Responsibilities
Product & Business Partnership
- Co-own problem discovery with Product/Business: translate objectives into well defined, testable problem statements, user journeys, and technical hypotheses.
- Challenge assumptions and requirements using user insights, data realities, feasibility constraints, and system impact recommend alternatives when they better achieve outcomes.
- Define and track success metrics (e.g., adoption, time saved, conversion, accuracy/quality, latency, reliability, cost-to-serve, risk reduction) and drive iteration when targets aren't met.
- Communicate clearly with executive, business, and engineering audiences - articulating trade-offs, decisions, and rationale.
Solution Leadership
- Lead end-to-end solution for GenAI products: APIs, services, data pipelines, orchestration, LLM integration, retrieval, tool-calling, and UI/UX touchpoints as needed.
- Make disciplined architectural trade-offs across performance reliability, cost, extensibility, maintainability, and time-to-value.
- Design for enterprise realities: identity/access, data residency, compliance constraints, multi-environment deployments, and integration with core systems.
- Drive platform thinking: prioritize reusable components (libraries, templates, shared services) over one-off builds.
Agentic & Full-Stack GenAI Applications
- Build and scale agentic GenAI applications that solve multi-step workflows on cloud platforms such as AWS and Azure.
- Define and implement robust LLM patterns (prompting, RAG, tool orchestration, validation, and evaluation).
- Implement LLMOps and lifecycle governance for models and prompts, including versioning, evaluation and monitoring.
- Ensure solutions meet enterprise standards for quality, reliability, latency, and cost.

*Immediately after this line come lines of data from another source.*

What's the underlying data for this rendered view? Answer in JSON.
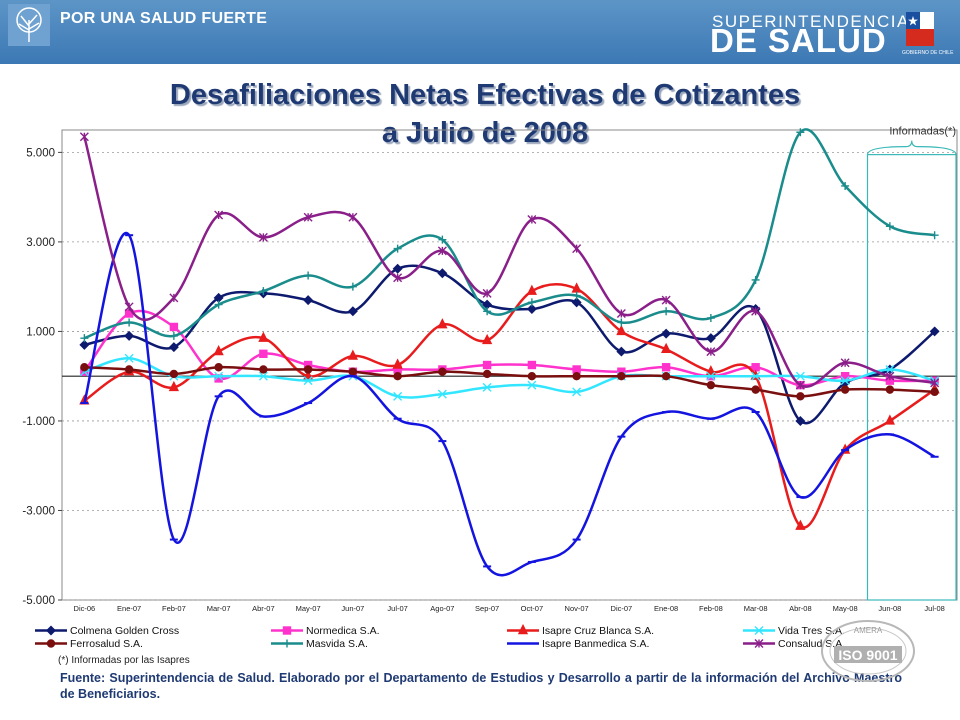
{
  "header": {
    "slogan": "POR UNA SALUD FUERTE",
    "brand_line1": "SUPERINTENDENCIA",
    "brand_line2": "DE SALUD",
    "brand_sub": "GOBIERNO DE CHILE"
  },
  "page_title_line1": "Desafiliaciones Netas Efectivas de Cotizantes",
  "page_title_line2": "a Julio de 2008",
  "note": "(*) Informadas por las Isapres",
  "source": "Fuente:   Superintendencia de Salud. Elaborado por el Departamento de Estudios y Desarrollo a partir de la información del Archivo Maestro de Beneficiarios.",
  "seal": {
    "top": "AMERA",
    "main": "ISO 9001"
  },
  "chart_data": {
    "type": "line",
    "title": "Desafiliaciones Netas Efectivas de Cotizantes a Julio de 2008",
    "xlabel": "",
    "ylabel": "",
    "ylim": [
      -5000,
      5500
    ],
    "yticks": [
      5000,
      3000,
      1000,
      -1000,
      -3000,
      -5000
    ],
    "ytick_labels": [
      "5.000",
      "3.000",
      "1.000",
      "-1.000",
      "-3.000",
      "-5.000"
    ],
    "grid": true,
    "legend_position": "bottom",
    "categories": [
      "Dic-06",
      "Ene-07",
      "Feb-07",
      "Mar-07",
      "Abr-07",
      "May-07",
      "Jun-07",
      "Jul-07",
      "Ago-07",
      "Sep-07",
      "Oct-07",
      "Nov-07",
      "Dic-07",
      "Ene-08",
      "Feb-08",
      "Mar-08",
      "Abr-08",
      "May-08",
      "Jun-08",
      "Jul-08"
    ],
    "annotation": {
      "label": "Informadas(*)",
      "from": "Jun-08",
      "to": "Jul-08"
    },
    "series": [
      {
        "name": "Colmena Golden Cross",
        "color": "#0d1a6e",
        "marker": "diamond",
        "values": [
          700,
          900,
          650,
          1750,
          1850,
          1700,
          1450,
          2400,
          2300,
          1600,
          1500,
          1650,
          550,
          950,
          850,
          1500,
          -1000,
          -150,
          150,
          1000
        ]
      },
      {
        "name": "Normedica S.A.",
        "color": "#ff33cc",
        "marker": "square",
        "values": [
          100,
          1400,
          1100,
          -50,
          500,
          250,
          100,
          150,
          150,
          250,
          250,
          150,
          100,
          200,
          0,
          200,
          -200,
          0,
          -100,
          -100
        ]
      },
      {
        "name": "Isapre Cruz Blanca S.A.",
        "color": "#e81c1c",
        "marker": "triangle",
        "values": [
          -550,
          100,
          -250,
          550,
          850,
          0,
          450,
          250,
          1150,
          800,
          1900,
          1950,
          1000,
          600,
          100,
          0,
          -3350,
          -1650,
          -1000,
          -300
        ]
      },
      {
        "name": "Vida Tres S.A.",
        "color": "#33e6ff",
        "marker": "x",
        "values": [
          100,
          400,
          0,
          0,
          0,
          -100,
          0,
          -450,
          -400,
          -250,
          -200,
          -350,
          0,
          0,
          0,
          0,
          0,
          -100,
          150,
          -100
        ]
      },
      {
        "name": "Ferrosalud S.A.",
        "color": "#7a0f0f",
        "marker": "circle",
        "values": [
          200,
          150,
          50,
          200,
          150,
          150,
          100,
          0,
          100,
          50,
          0,
          0,
          0,
          0,
          -200,
          -300,
          -450,
          -300,
          -300,
          -350
        ]
      },
      {
        "name": "Masvida S.A.",
        "color": "#1a8c8c",
        "marker": "plus",
        "values": [
          850,
          1200,
          900,
          1600,
          1900,
          2250,
          2000,
          2850,
          3050,
          1450,
          1650,
          1800,
          1200,
          1450,
          1300,
          2150,
          5450,
          4250,
          3350,
          3150
        ]
      },
      {
        "name": "Isapre Banmedica S.A.",
        "color": "#1414e0",
        "marker": "dash",
        "values": [
          -600,
          3150,
          -3650,
          -450,
          -900,
          -600,
          0,
          -950,
          -1450,
          -4250,
          -4150,
          -3650,
          -1350,
          -800,
          -950,
          -800,
          -2700,
          -1650,
          -1300,
          -1800
        ]
      },
      {
        "name": "Consalud S.A.",
        "color": "#8a1f8a",
        "marker": "star",
        "values": [
          5350,
          1550,
          1750,
          3600,
          3100,
          3550,
          3550,
          2200,
          2800,
          1850,
          3500,
          2850,
          1400,
          1700,
          550,
          1450,
          -200,
          300,
          0,
          -150
        ]
      }
    ]
  }
}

- Embed Responsible AI, security, and compliance by design, partnering with Risk, Legal, and Security.
Engineering Excellence & DevOps
- Provide hands-on leadership across the SDLC: design reviews, coding standards, testing strategy, code reviews, security reviews, and operational readiness.
- Establish robust CI/CD and standardized environments for services and AI components utilizing cloud services.
- Ensure operational excellence through observability, incident management, reliability practices, and cost optimization.
Required Knowledge:
- Proven track record in designing and building GenAI solutions, with a strong expertise in prompt engineering, LlamaIndex, Langchain, RAG, Agentic AI workflow,
- Knowledge graph, AI red teaming libraries, LLM monitoring and evaluation.
- Over 7+ years of experience in the software development lifecycle as a developer, with a focus on writing production code.
- Must have hands-on experience working with software development toolkits, and devOps automation like Kubernetes, Airflow, Jenkins, Jira, Confluence and Git.
- Excellent programming skills in Python and proficiency in PySpark.
- Experience in DataBricks, AWS bedrock, Microsoft Copilot Studio and Azure ML.
- Strong leadership skill with ability to influence the thought process and drive alignment.
- Excellent communication skills and a demonstrated ability to collaborate effectively with cross-functional teams.
- Self-motivated and highly driven individual who can thrive in ambiguous requirements.